CHAID ( Chi -square Automatic Interaction Detector ) is an algorithm, which is used for decision making. It is used in the construction of decision trees.
The CHAID algorithm was first time in 1964 by JA Sonquist and J.N. Morgan published and is the oldest of the current decision tree algorithms. Anderberg 1973 describes him. J. A. Hartigan 1975 specifies an implementation.
The main difference of CHAID to CART and C4.5 is that the CHAID algorithm stops the growth of the tree before the tree is grown too large. The tree is not grown so desired, in order afterwards to trim it back with a pruning method. Another difference is that CHAID with categorically scaled variables such as color (red, yellow, green) or evaluation (good, average, poor ) rather than working with metric scaled variables, such as height in inches.
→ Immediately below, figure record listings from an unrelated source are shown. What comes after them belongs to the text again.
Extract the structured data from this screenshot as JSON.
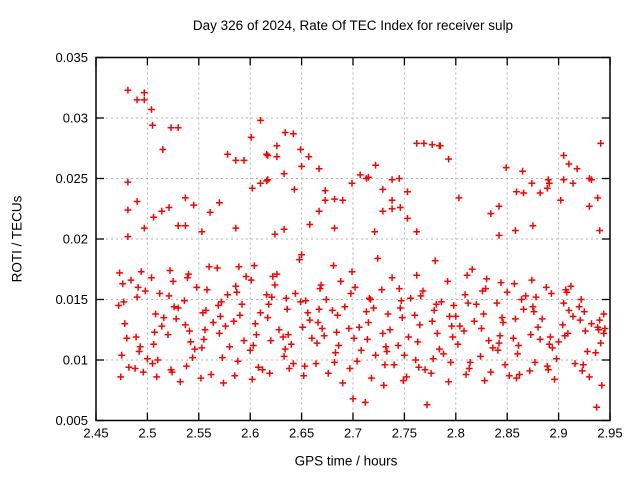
{
  "chart_data": {
    "type": "scatter",
    "title": "Day 326 of 2024, Rate Of TEC Index for receiver sulp",
    "xlabel": "GPS time / hours",
    "ylabel": "ROTI / TECUs",
    "xlim": [
      2.45,
      2.95
    ],
    "ylim": [
      0.005,
      0.035
    ],
    "x_ticks": [
      "2.45",
      "2.5",
      "2.55",
      "2.6",
      "2.65",
      "2.7",
      "2.75",
      "2.8",
      "2.85",
      "2.9",
      "2.95"
    ],
    "y_ticks": [
      "0.005",
      "0.01",
      "0.015",
      "0.02",
      "0.025",
      "0.03",
      "0.035"
    ],
    "grid": true,
    "legend": false,
    "marker": "plus",
    "colors": {
      "marker": "#ff0000",
      "grid": "#b3b3b3",
      "axis": "#000000",
      "background": "#ffffff"
    },
    "points": [
      [
        2.481,
        0.0323
      ],
      [
        2.49,
        0.0315
      ],
      [
        2.497,
        0.0321
      ],
      [
        2.497,
        0.0315
      ],
      [
        2.504,
        0.0307
      ],
      [
        2.505,
        0.0294
      ],
      [
        2.523,
        0.0292
      ],
      [
        2.53,
        0.0292
      ],
      [
        2.515,
        0.0274
      ],
      [
        2.578,
        0.027
      ],
      [
        2.586,
        0.0265
      ],
      [
        2.594,
        0.0265
      ],
      [
        2.601,
        0.0284
      ],
      [
        2.61,
        0.0298
      ],
      [
        2.616,
        0.027
      ],
      [
        2.481,
        0.0247
      ],
      [
        2.49,
        0.0231
      ],
      [
        2.481,
        0.0224
      ],
      [
        2.506,
        0.0218
      ],
      [
        2.514,
        0.0223
      ],
      [
        2.521,
        0.0226
      ],
      [
        2.537,
        0.0234
      ],
      [
        2.545,
        0.0228
      ],
      [
        2.561,
        0.0222
      ],
      [
        2.57,
        0.023
      ],
      [
        2.602,
        0.0242
      ],
      [
        2.61,
        0.0246
      ],
      [
        2.616,
        0.0248
      ],
      [
        2.53,
        0.0211
      ],
      [
        2.537,
        0.0211
      ],
      [
        2.553,
        0.0206
      ],
      [
        2.586,
        0.0209
      ],
      [
        2.497,
        0.0209
      ],
      [
        2.481,
        0.0202
      ],
      [
        2.634,
        0.0288
      ],
      [
        2.642,
        0.0287
      ],
      [
        2.626,
        0.0277
      ],
      [
        2.617,
        0.0269
      ],
      [
        2.626,
        0.0268
      ],
      [
        2.649,
        0.0274
      ],
      [
        2.657,
        0.0268
      ],
      [
        2.65,
        0.026
      ],
      [
        2.667,
        0.0258
      ],
      [
        2.633,
        0.0254
      ],
      [
        2.617,
        0.0249
      ],
      [
        2.643,
        0.0241
      ],
      [
        2.722,
        0.0261
      ],
      [
        2.699,
        0.0246
      ],
      [
        2.707,
        0.0253
      ],
      [
        2.713,
        0.025
      ],
      [
        2.715,
        0.0251
      ],
      [
        2.738,
        0.0249
      ],
      [
        2.745,
        0.025
      ],
      [
        2.729,
        0.0241
      ],
      [
        2.673,
        0.024
      ],
      [
        2.673,
        0.0232
      ],
      [
        2.682,
        0.0233
      ],
      [
        2.69,
        0.0232
      ],
      [
        2.667,
        0.0223
      ],
      [
        2.658,
        0.0212
      ],
      [
        2.682,
        0.0209
      ],
      [
        2.738,
        0.0232
      ],
      [
        2.738,
        0.0225
      ],
      [
        2.729,
        0.0223
      ],
      [
        2.746,
        0.0226
      ],
      [
        2.753,
        0.0239
      ],
      [
        2.753,
        0.0217
      ],
      [
        2.721,
        0.0206
      ],
      [
        2.762,
        0.0206
      ],
      [
        2.633,
        0.0208
      ],
      [
        2.624,
        0.0204
      ],
      [
        2.762,
        0.0279
      ],
      [
        2.769,
        0.0279
      ],
      [
        2.777,
        0.0278
      ],
      [
        2.784,
        0.0277
      ],
      [
        2.785,
        0.0277
      ],
      [
        2.793,
        0.0266
      ],
      [
        2.803,
        0.0234
      ],
      [
        2.849,
        0.0259
      ],
      [
        2.865,
        0.0256
      ],
      [
        2.874,
        0.0246
      ],
      [
        2.859,
        0.0239
      ],
      [
        2.866,
        0.0238
      ],
      [
        2.882,
        0.0238
      ],
      [
        2.842,
        0.0227
      ],
      [
        2.834,
        0.0221
      ],
      [
        2.842,
        0.0203
      ],
      [
        2.858,
        0.0207
      ],
      [
        2.875,
        0.0211
      ],
      [
        2.89,
        0.0249
      ],
      [
        2.891,
        0.0246
      ],
      [
        2.889,
        0.0242
      ],
      [
        2.905,
        0.0269
      ],
      [
        2.91,
        0.0262
      ],
      [
        2.918,
        0.0258
      ],
      [
        2.905,
        0.0249
      ],
      [
        2.914,
        0.0246
      ],
      [
        2.93,
        0.025
      ],
      [
        2.932,
        0.0249
      ],
      [
        2.902,
        0.0232
      ],
      [
        2.93,
        0.0227
      ],
      [
        2.941,
        0.0279
      ],
      [
        2.938,
        0.0234
      ],
      [
        2.94,
        0.0207
      ],
      [
        2.472,
        0.0145
      ],
      [
        2.488,
        0.0093
      ],
      [
        2.504,
        0.0168
      ],
      [
        2.52,
        0.0121
      ],
      [
        2.536,
        0.0149
      ],
      [
        2.552,
        0.0085
      ],
      [
        2.568,
        0.0176
      ],
      [
        2.584,
        0.0132
      ],
      [
        2.6,
        0.0108
      ],
      [
        2.616,
        0.0154
      ],
      [
        2.632,
        0.0119
      ],
      [
        2.648,
        0.0183
      ],
      [
        2.664,
        0.0097
      ],
      [
        2.68,
        0.0141
      ],
      [
        2.696,
        0.0126
      ],
      [
        2.712,
        0.0065
      ],
      [
        2.728,
        0.0158
      ],
      [
        2.744,
        0.0112
      ],
      [
        2.76,
        0.0137
      ],
      [
        2.776,
        0.0089
      ],
      [
        2.792,
        0.0165
      ],
      [
        2.808,
        0.0124
      ],
      [
        2.824,
        0.0103
      ],
      [
        2.84,
        0.0147
      ],
      [
        2.856,
        0.0118
      ],
      [
        2.872,
        0.0091
      ],
      [
        2.888,
        0.016
      ],
      [
        2.904,
        0.0129
      ],
      [
        2.92,
        0.0144
      ],
      [
        2.936,
        0.0106
      ],
      [
        2.474,
        0.0086
      ],
      [
        2.49,
        0.0152
      ],
      [
        2.506,
        0.0113
      ],
      [
        2.522,
        0.0174
      ],
      [
        2.538,
        0.0095
      ],
      [
        2.554,
        0.0139
      ],
      [
        2.57,
        0.0122
      ],
      [
        2.586,
        0.0161
      ],
      [
        2.602,
        0.0084
      ],
      [
        2.618,
        0.0146
      ],
      [
        2.634,
        0.0109
      ],
      [
        2.65,
        0.0187
      ],
      [
        2.666,
        0.0131
      ],
      [
        2.682,
        0.0098
      ],
      [
        2.698,
        0.0155
      ],
      [
        2.714,
        0.0117
      ],
      [
        2.73,
        0.0079
      ],
      [
        2.746,
        0.0143
      ],
      [
        2.762,
        0.017
      ],
      [
        2.778,
        0.0101
      ],
      [
        2.794,
        0.0136
      ],
      [
        2.81,
        0.0088
      ],
      [
        2.826,
        0.0157
      ],
      [
        2.842,
        0.0114
      ],
      [
        2.858,
        0.0134
      ],
      [
        2.874,
        0.0166
      ],
      [
        2.89,
        0.0092
      ],
      [
        2.906,
        0.012
      ],
      [
        2.922,
        0.015
      ],
      [
        2.938,
        0.0127
      ],
      [
        2.476,
        0.0163
      ],
      [
        2.492,
        0.0107
      ],
      [
        2.508,
        0.0138
      ],
      [
        2.524,
        0.009
      ],
      [
        2.54,
        0.0171
      ],
      [
        2.556,
        0.0125
      ],
      [
        2.572,
        0.0148
      ],
      [
        2.588,
        0.0099
      ],
      [
        2.604,
        0.0178
      ],
      [
        2.62,
        0.0116
      ],
      [
        2.636,
        0.0142
      ],
      [
        2.652,
        0.0087
      ],
      [
        2.668,
        0.0159
      ],
      [
        2.684,
        0.0123
      ],
      [
        2.7,
        0.0068
      ],
      [
        2.716,
        0.0151
      ],
      [
        2.732,
        0.0111
      ],
      [
        2.748,
        0.0135
      ],
      [
        2.764,
        0.0094
      ],
      [
        2.78,
        0.0182
      ],
      [
        2.796,
        0.0128
      ],
      [
        2.812,
        0.0147
      ],
      [
        2.828,
        0.0083
      ],
      [
        2.844,
        0.0164
      ],
      [
        2.86,
        0.0105
      ],
      [
        2.876,
        0.014
      ],
      [
        2.892,
        0.0119
      ],
      [
        2.908,
        0.0156
      ],
      [
        2.924,
        0.0096
      ],
      [
        2.94,
        0.0133
      ],
      [
        2.478,
        0.013
      ],
      [
        2.494,
        0.0173
      ],
      [
        2.51,
        0.01
      ],
      [
        2.526,
        0.0144
      ],
      [
        2.542,
        0.0115
      ],
      [
        2.558,
        0.0158
      ],
      [
        2.574,
        0.0081
      ],
      [
        2.59,
        0.0137
      ],
      [
        2.606,
        0.0121
      ],
      [
        2.622,
        0.0169
      ],
      [
        2.638,
        0.0093
      ],
      [
        2.654,
        0.0149
      ],
      [
        2.67,
        0.0126
      ],
      [
        2.686,
        0.0112
      ],
      [
        2.702,
        0.016
      ],
      [
        2.718,
        0.0085
      ],
      [
        2.734,
        0.0138
      ],
      [
        2.75,
        0.0104
      ],
      [
        2.766,
        0.0153
      ],
      [
        2.782,
        0.0122
      ],
      [
        2.798,
        0.0145
      ],
      [
        2.814,
        0.0098
      ],
      [
        2.83,
        0.0167
      ],
      [
        2.846,
        0.0131
      ],
      [
        2.862,
        0.0088
      ],
      [
        2.878,
        0.0152
      ],
      [
        2.894,
        0.011
      ],
      [
        2.91,
        0.0141
      ],
      [
        2.926,
        0.0124
      ],
      [
        2.942,
        0.0079
      ],
      [
        2.48,
        0.0118
      ],
      [
        2.496,
        0.009
      ],
      [
        2.512,
        0.0155
      ],
      [
        2.528,
        0.0134
      ],
      [
        2.544,
        0.0102
      ],
      [
        2.56,
        0.0177
      ],
      [
        2.576,
        0.0128
      ],
      [
        2.592,
        0.0146
      ],
      [
        2.608,
        0.0094
      ],
      [
        2.624,
        0.0162
      ],
      [
        2.64,
        0.0113
      ],
      [
        2.656,
        0.0139
      ],
      [
        2.672,
        0.012
      ],
      [
        2.688,
        0.0165
      ],
      [
        2.704,
        0.0099
      ],
      [
        2.72,
        0.0143
      ],
      [
        2.736,
        0.0125
      ],
      [
        2.752,
        0.0086
      ],
      [
        2.768,
        0.0157
      ],
      [
        2.784,
        0.0109
      ],
      [
        2.8,
        0.0136
      ],
      [
        2.816,
        0.0175
      ],
      [
        2.832,
        0.0116
      ],
      [
        2.848,
        0.0096
      ],
      [
        2.864,
        0.015
      ],
      [
        2.88,
        0.0127
      ],
      [
        2.896,
        0.0084
      ],
      [
        2.912,
        0.0161
      ],
      [
        2.928,
        0.0107
      ],
      [
        2.944,
        0.0138
      ],
      [
        2.473,
        0.0172
      ],
      [
        2.489,
        0.0119
      ],
      [
        2.505,
        0.0097
      ],
      [
        2.521,
        0.0153
      ],
      [
        2.537,
        0.0129
      ],
      [
        2.553,
        0.011
      ],
      [
        2.569,
        0.0145
      ],
      [
        2.585,
        0.0087
      ],
      [
        2.601,
        0.0166
      ],
      [
        2.617,
        0.0135
      ],
      [
        2.633,
        0.0103
      ],
      [
        2.649,
        0.0148
      ],
      [
        2.665,
        0.0114
      ],
      [
        2.681,
        0.0178
      ],
      [
        2.697,
        0.0093
      ],
      [
        2.713,
        0.014
      ],
      [
        2.729,
        0.0122
      ],
      [
        2.745,
        0.0159
      ],
      [
        2.761,
        0.01
      ],
      [
        2.777,
        0.0132
      ],
      [
        2.793,
        0.0082
      ],
      [
        2.809,
        0.0154
      ],
      [
        2.825,
        0.0126
      ],
      [
        2.841,
        0.0108
      ],
      [
        2.857,
        0.0163
      ],
      [
        2.873,
        0.0121
      ],
      [
        2.889,
        0.0095
      ],
      [
        2.905,
        0.0147
      ],
      [
        2.921,
        0.0133
      ],
      [
        2.937,
        0.0061
      ],
      [
        2.475,
        0.0104
      ],
      [
        2.491,
        0.016
      ],
      [
        2.507,
        0.0123
      ],
      [
        2.523,
        0.0092
      ],
      [
        2.539,
        0.0168
      ],
      [
        2.555,
        0.0117
      ],
      [
        2.571,
        0.0136
      ],
      [
        2.587,
        0.0156
      ],
      [
        2.603,
        0.0112
      ],
      [
        2.619,
        0.0089
      ],
      [
        2.635,
        0.0151
      ],
      [
        2.651,
        0.0127
      ],
      [
        2.667,
        0.0142
      ],
      [
        2.683,
        0.0106
      ],
      [
        2.699,
        0.0173
      ],
      [
        2.715,
        0.0131
      ],
      [
        2.731,
        0.0096
      ],
      [
        2.747,
        0.0149
      ],
      [
        2.763,
        0.0115
      ],
      [
        2.779,
        0.0141
      ],
      [
        2.795,
        0.0098
      ],
      [
        2.811,
        0.017
      ],
      [
        2.827,
        0.0138
      ],
      [
        2.843,
        0.012
      ],
      [
        2.859,
        0.0085
      ],
      [
        2.875,
        0.0144
      ],
      [
        2.891,
        0.0113
      ],
      [
        2.907,
        0.0158
      ],
      [
        2.923,
        0.0091
      ],
      [
        2.939,
        0.0125
      ],
      [
        2.477,
        0.0148
      ],
      [
        2.493,
        0.0111
      ],
      [
        2.509,
        0.0086
      ],
      [
        2.525,
        0.0165
      ],
      [
        2.541,
        0.0124
      ],
      [
        2.557,
        0.0141
      ],
      [
        2.573,
        0.0102
      ],
      [
        2.589,
        0.0177
      ],
      [
        2.605,
        0.013
      ],
      [
        2.621,
        0.0152
      ],
      [
        2.637,
        0.0121
      ],
      [
        2.653,
        0.0095
      ],
      [
        2.669,
        0.0162
      ],
      [
        2.685,
        0.0137
      ],
      [
        2.701,
        0.0118
      ],
      [
        2.717,
        0.015
      ],
      [
        2.733,
        0.0107
      ],
      [
        2.749,
        0.0083
      ],
      [
        2.765,
        0.0129
      ],
      [
        2.781,
        0.0146
      ],
      [
        2.797,
        0.0119
      ],
      [
        2.813,
        0.0093
      ],
      [
        2.829,
        0.0159
      ],
      [
        2.845,
        0.0135
      ],
      [
        2.861,
        0.0112
      ],
      [
        2.877,
        0.0098
      ],
      [
        2.893,
        0.0155
      ],
      [
        2.909,
        0.0122
      ],
      [
        2.925,
        0.014
      ],
      [
        2.941,
        0.0114
      ],
      [
        2.482,
        0.0094
      ],
      [
        2.498,
        0.0157
      ],
      [
        2.514,
        0.0128
      ],
      [
        2.53,
        0.0143
      ],
      [
        2.546,
        0.0109
      ],
      [
        2.562,
        0.0088
      ],
      [
        2.578,
        0.0154
      ],
      [
        2.594,
        0.0116
      ],
      [
        2.61,
        0.0139
      ],
      [
        2.626,
        0.0171
      ],
      [
        2.642,
        0.0097
      ],
      [
        2.658,
        0.0133
      ],
      [
        2.674,
        0.015
      ],
      [
        2.69,
        0.0081
      ],
      [
        2.706,
        0.0127
      ],
      [
        2.722,
        0.0104
      ],
      [
        2.738,
        0.0168
      ],
      [
        2.754,
        0.0119
      ],
      [
        2.77,
        0.0092
      ],
      [
        2.786,
        0.0148
      ],
      [
        2.802,
        0.0113
      ],
      [
        2.818,
        0.0132
      ],
      [
        2.834,
        0.009
      ],
      [
        2.85,
        0.0156
      ],
      [
        2.866,
        0.0142
      ],
      [
        2.882,
        0.0117
      ],
      [
        2.898,
        0.0101
      ],
      [
        2.914,
        0.0136
      ],
      [
        2.93,
        0.0086
      ],
      [
        2.944,
        0.0122
      ],
      [
        2.484,
        0.0166
      ],
      [
        2.5,
        0.0101
      ],
      [
        2.516,
        0.0135
      ],
      [
        2.532,
        0.0082
      ],
      [
        2.548,
        0.016
      ],
      [
        2.564,
        0.0131
      ],
      [
        2.58,
        0.0111
      ],
      [
        2.596,
        0.0169
      ],
      [
        2.612,
        0.0092
      ],
      [
        2.628,
        0.0125
      ],
      [
        2.644,
        0.0155
      ],
      [
        2.66,
        0.0118
      ],
      [
        2.676,
        0.0089
      ],
      [
        2.692,
        0.0144
      ],
      [
        2.708,
        0.0108
      ],
      [
        2.724,
        0.0184
      ],
      [
        2.74,
        0.0096
      ],
      [
        2.756,
        0.0151
      ],
      [
        2.772,
        0.0063
      ],
      [
        2.788,
        0.0105
      ],
      [
        2.804,
        0.0128
      ],
      [
        2.82,
        0.0146
      ],
      [
        2.836,
        0.011
      ],
      [
        2.852,
        0.0087
      ],
      [
        2.868,
        0.0153
      ],
      [
        2.884,
        0.0134
      ],
      [
        2.9,
        0.0115
      ],
      [
        2.916,
        0.0097
      ],
      [
        2.932,
        0.013
      ],
      [
        2.945,
        0.0126
      ]
    ]
  }
}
For the choice of the attributes here the chi-square test of independence is used. CHAIDs be used when a statement about the dependence of two variables must be made. For this purpose, a measure of the chi-square distance is calculated. The following applies: The higher the ratio, the greater the dependence of the variables under consideration. The variable with the largest chi-square distance to the target is considered as an attribute selection. To increase the quality of separation, can here - as well as the C4.5 algorithm - more than two branches are made per node. This has the result that the generated trees are more compact than the carts. The same method is used to determine the best subdivisions. Since these decision trees, all possible combinations must be evaluated by manifestations, it may in large amounts of data lead to runtime problems. Therefore, it is advantageous if the numeric variables into variables with categorical forms are converted, even though this means an additional expense. For this, the result should be better quality.